Now I don't beat myself up over this too much.  Evolution has developed us as pattern makers and conditioned us to be tribal.  It is our default setting.  However, natural is not always best.  Many recovery programs list admitting you have a problem as paramount.  I admit I am all these things... because I don't want to be any of them.

It would be arrogance to deny these states of being in my life.  What?  Would I really think a little enlightenment given to me over the years would change century upon century of societal inertia?  Would having a gay or black friend uproot all the paths of thinking that were laid out for me before I was even born?

So if you find yourself being annoyed at being called racist, I have news for you - it's true.  But don't lose hope, now you know- and as we learned from G.I. Joe, "Knowing is half the battle".  What you do with that knowledge will determine how you tend to be known.

Monday, May 14, 2018

The God I Don't Believe In

“When somebody says to me, “I don’t believe in God,” my first response is, “Tell me about the God you don’t believe in.” Almost always, it’s the God of supernatural theism.” 
- Marcus J. Borg, Jesus: Uncovering the Life, Teachings, and Relevance of a Religious Revolutionary

Another version of that ends with the asker responding, "I don't believe in that God either."

This is a common misunderstanding among some of my liberal believing friends.  The assumption is that my lack of a belief is a response to their deity.  Either I abandoned faith because of a faulty view of God... or that my remaining Atheist is because I do not have a right view of God.
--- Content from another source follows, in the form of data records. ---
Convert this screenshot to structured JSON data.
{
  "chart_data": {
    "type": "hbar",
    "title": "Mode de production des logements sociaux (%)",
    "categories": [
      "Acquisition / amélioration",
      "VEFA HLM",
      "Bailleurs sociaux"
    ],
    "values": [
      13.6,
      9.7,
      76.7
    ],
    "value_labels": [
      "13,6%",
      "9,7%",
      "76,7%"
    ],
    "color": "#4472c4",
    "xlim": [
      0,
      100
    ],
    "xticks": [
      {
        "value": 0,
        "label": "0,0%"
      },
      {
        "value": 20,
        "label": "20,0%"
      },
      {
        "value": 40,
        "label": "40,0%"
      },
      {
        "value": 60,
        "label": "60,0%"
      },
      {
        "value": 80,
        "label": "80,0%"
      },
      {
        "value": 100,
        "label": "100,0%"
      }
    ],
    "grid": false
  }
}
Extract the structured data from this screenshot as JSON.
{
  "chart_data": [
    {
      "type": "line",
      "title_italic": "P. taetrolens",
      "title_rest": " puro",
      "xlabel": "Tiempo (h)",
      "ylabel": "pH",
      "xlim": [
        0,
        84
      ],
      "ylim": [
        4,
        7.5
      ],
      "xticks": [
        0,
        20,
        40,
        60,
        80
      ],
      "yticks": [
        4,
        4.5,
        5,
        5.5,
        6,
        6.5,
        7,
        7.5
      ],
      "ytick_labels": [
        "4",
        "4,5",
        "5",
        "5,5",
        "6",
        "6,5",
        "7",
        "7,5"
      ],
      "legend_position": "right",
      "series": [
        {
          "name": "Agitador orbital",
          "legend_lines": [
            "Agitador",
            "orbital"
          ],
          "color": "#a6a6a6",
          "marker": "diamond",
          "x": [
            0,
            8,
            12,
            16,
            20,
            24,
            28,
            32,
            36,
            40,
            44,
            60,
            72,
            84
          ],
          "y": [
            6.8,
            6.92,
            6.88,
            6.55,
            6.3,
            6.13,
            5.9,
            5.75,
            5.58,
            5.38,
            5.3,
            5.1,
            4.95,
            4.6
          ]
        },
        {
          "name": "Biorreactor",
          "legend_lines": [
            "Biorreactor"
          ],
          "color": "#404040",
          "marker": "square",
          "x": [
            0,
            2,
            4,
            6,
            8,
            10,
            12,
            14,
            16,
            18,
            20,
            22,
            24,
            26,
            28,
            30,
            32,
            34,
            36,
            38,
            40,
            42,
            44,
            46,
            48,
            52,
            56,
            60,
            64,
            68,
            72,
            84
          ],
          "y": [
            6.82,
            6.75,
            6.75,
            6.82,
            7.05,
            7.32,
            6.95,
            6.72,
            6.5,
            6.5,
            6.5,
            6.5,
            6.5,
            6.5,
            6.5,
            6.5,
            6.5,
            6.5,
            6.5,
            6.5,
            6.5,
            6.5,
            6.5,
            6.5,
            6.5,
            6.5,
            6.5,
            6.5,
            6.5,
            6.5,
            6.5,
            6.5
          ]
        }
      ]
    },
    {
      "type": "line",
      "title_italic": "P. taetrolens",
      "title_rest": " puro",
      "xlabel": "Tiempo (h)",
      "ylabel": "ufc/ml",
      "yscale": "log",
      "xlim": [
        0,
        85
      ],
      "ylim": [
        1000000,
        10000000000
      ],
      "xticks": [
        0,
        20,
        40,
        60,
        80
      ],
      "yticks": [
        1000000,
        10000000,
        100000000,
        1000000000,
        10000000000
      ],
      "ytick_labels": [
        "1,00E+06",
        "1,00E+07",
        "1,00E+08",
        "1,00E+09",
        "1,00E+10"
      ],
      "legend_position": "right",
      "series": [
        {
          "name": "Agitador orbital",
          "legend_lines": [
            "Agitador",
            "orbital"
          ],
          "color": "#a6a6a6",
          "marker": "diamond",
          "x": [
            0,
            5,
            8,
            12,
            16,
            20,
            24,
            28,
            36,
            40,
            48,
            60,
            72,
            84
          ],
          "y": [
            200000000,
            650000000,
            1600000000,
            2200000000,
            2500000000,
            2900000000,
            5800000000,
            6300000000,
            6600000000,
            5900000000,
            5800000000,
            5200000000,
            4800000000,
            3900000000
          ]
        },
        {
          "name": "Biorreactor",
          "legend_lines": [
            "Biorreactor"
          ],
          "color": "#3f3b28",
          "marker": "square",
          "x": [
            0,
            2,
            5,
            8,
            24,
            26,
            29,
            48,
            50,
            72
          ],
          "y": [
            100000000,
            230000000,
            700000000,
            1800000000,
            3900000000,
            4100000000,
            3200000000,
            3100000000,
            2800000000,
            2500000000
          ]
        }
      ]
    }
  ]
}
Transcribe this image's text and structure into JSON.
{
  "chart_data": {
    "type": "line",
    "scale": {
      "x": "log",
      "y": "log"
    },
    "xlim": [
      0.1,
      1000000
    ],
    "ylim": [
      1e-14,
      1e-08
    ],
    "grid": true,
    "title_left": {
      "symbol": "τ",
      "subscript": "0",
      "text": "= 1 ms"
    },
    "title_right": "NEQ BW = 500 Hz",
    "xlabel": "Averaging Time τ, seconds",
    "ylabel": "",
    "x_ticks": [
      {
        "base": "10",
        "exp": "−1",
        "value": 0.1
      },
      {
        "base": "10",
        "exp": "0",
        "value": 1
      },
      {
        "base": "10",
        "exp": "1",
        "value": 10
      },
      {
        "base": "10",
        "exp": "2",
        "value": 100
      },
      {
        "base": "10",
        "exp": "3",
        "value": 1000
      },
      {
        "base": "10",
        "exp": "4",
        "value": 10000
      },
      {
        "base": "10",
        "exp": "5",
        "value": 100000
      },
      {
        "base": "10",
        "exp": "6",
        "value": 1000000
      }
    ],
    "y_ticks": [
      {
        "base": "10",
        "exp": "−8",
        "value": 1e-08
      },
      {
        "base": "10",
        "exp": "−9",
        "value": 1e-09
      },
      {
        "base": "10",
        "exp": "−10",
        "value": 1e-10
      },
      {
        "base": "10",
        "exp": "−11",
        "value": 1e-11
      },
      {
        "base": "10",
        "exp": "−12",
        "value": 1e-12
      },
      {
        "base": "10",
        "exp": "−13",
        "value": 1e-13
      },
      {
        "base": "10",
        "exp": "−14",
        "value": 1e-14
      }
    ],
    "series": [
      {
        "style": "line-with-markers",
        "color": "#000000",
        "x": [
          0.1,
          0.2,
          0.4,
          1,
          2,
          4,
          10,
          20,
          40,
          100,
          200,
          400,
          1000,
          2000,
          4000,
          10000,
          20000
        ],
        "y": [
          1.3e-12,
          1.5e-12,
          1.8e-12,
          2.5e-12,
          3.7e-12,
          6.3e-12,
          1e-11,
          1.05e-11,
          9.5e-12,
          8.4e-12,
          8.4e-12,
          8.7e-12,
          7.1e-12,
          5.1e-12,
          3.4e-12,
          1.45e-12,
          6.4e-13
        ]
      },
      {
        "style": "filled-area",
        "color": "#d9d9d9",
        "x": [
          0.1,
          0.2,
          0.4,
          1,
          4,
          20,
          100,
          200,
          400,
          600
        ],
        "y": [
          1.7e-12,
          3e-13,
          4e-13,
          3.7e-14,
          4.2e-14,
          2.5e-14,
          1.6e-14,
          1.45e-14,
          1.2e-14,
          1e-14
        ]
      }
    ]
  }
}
They seem to struggle with the idea that I don't believe in any deities... not just theirs.  Jesus, Mohammed, Krishna, old, new, liberal, conservative... I don't believe in any of them.

Because they hold to a notion that I just haven't "met" the right god yet (theirs), I am regularly encouraged to listen to this or that speaker, read this or that book. They spend zero time reading the books and listening to the evangelists of other religions... but they can't understand why my eyes glaze at the thought of reading theirs.

Beyond that, I sometimes get the angry liberal believer who chastises me for only addressing conservative, fundamentalist religion.  "Why do you not address liberal belief?  Why do you only go after "the easy targets""?

When liberal Christians start petitioning the state to make my students pray to Jesus, I'll bitch about that too.  But they're not, so I don't.  The vast majority of my outward complaints concerning religion concern its tangible negative influence on humanity.  If your belief in God encourages you to do things like smoke pot and save the whales, I'm not going to have much to say.